At issue was a dispute that began in 2014, when the Thomas More Law Center and the Americans for Prosperity Foundation went to federal court to challenge California’s rule.
“The case ends more than a decade of litigation that began when then-Attorney General Kamala Harris abruptly ended the practice that allowed nonprofits to turn in their annual reports with private information redacted, as a security measure. That had been allowed for many years, since if the Attorney General’s office ever actually needed such information, it could easily get it in many other ways—such as a subpoena or audit,” explains Timothy Sandefur of the Goldwater Institute in a blog post. “But in 2010, Harris ordered any nonprofit that collected money in California to hand over copies of their unredacted IRS paperwork. That information would be placed into a government database that Harris promised would be kept confidential. Of course, it wasn’t—a trial judge later found almost 2,000 instances in which Harris’s office allowed this information to be publicly circulated. (The Goldwater Institute received such a demand, but refused to disclose this information.)”

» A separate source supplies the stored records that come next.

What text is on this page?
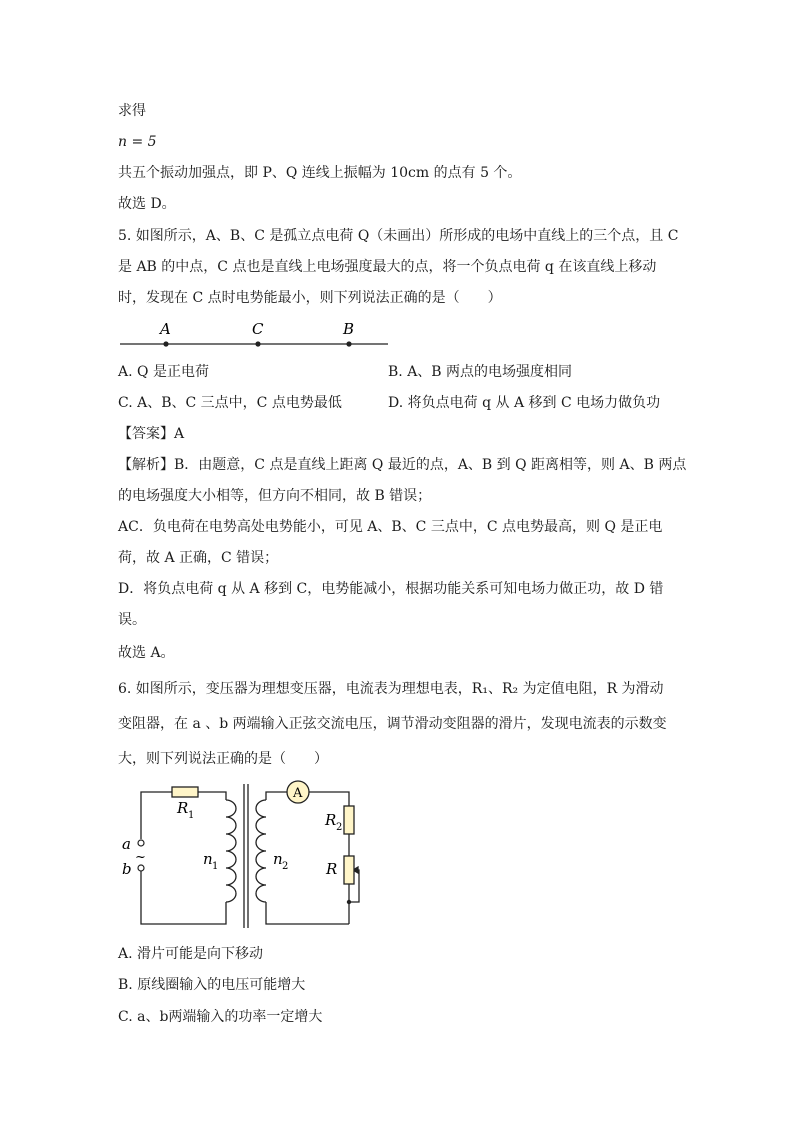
求得
n = 5
共五个振动加强点，即 P、Q 连线上振幅为 10cm 的点有 5 个。
故选 D。
5. 如图所示，A、B、C 是孤立点电荷 Q（未画出）所形成的电场中直线上的三个点，且 C
是 AB 的中点，C 点也是直线上电场强度最大的点，将一个负点电荷 q 在该直线上移动
时，发现在 C 点时电势能最小，则下列说法正确的是（　　）
A	C	B
A. Q 是正电荷	B. A、B 两点的电场强度相同
C. A、B、C 三点中，C 点电势最低	D. 将负点电荷 q 从 A 移到 C 电场力做负功
【答案】A
【解析】B．由题意，C 点是直线上距离 Q 最近的点，A、B 到 Q 距离相等，则 A、B 两点
的电场强度大小相等，但方向不相同，故 B 错误；
AC．负电荷在电势高处电势能小，可见 A、B、C 三点中，C 点电势最高，则 Q 是正电
荷，故 A 正确，C 错误；
D．将负点电荷 q 从 A 移到 C，电势能减小，根据功能关系可知电场力做正功，故 D 错
误。
故选 A。
6. 如图所示，变压器为理想变压器，电流表为理想电表，R₁、R₂ 为定值电阻，R 为滑动
变阻器，在 a 、b 两端输入正弦交流电压，调节滑动变阻器的滑片，发现电流表的示数变
大，则下列说法正确的是（　　）
A
a
~
b
R 1
n 1	n 2
R 2
R
A. 滑片可能是向下移动
B. 原线圈输入的电压可能增大
C. a、b两端输入的功率一定增大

Chief Justice John Roberts wrote the majority opinion which reverses the 9th Circuit Court opinion.
In his blog post, Sandefur says the Court’s ruling “vindicates the privacy rights of millions of Americans who choose to contribute to nonprofit organizations that articulate the political, cultural, or religious values they hold dear. That choice is guaranteed by the First Amendment—yet many federal, state, and local officials continue to devote their powers to stripping donors of their privacy rights whenever they exercise that constitutional freedom. This is often done under the guise of “transparency,” but transparency is for government—privacy is for people. Today’s decision is a victory for the free speech rights of all Americans, whatever their ideological background—and we look forward to continuing the fight for freedom of speech and privacy at the federal, state, and local levels.”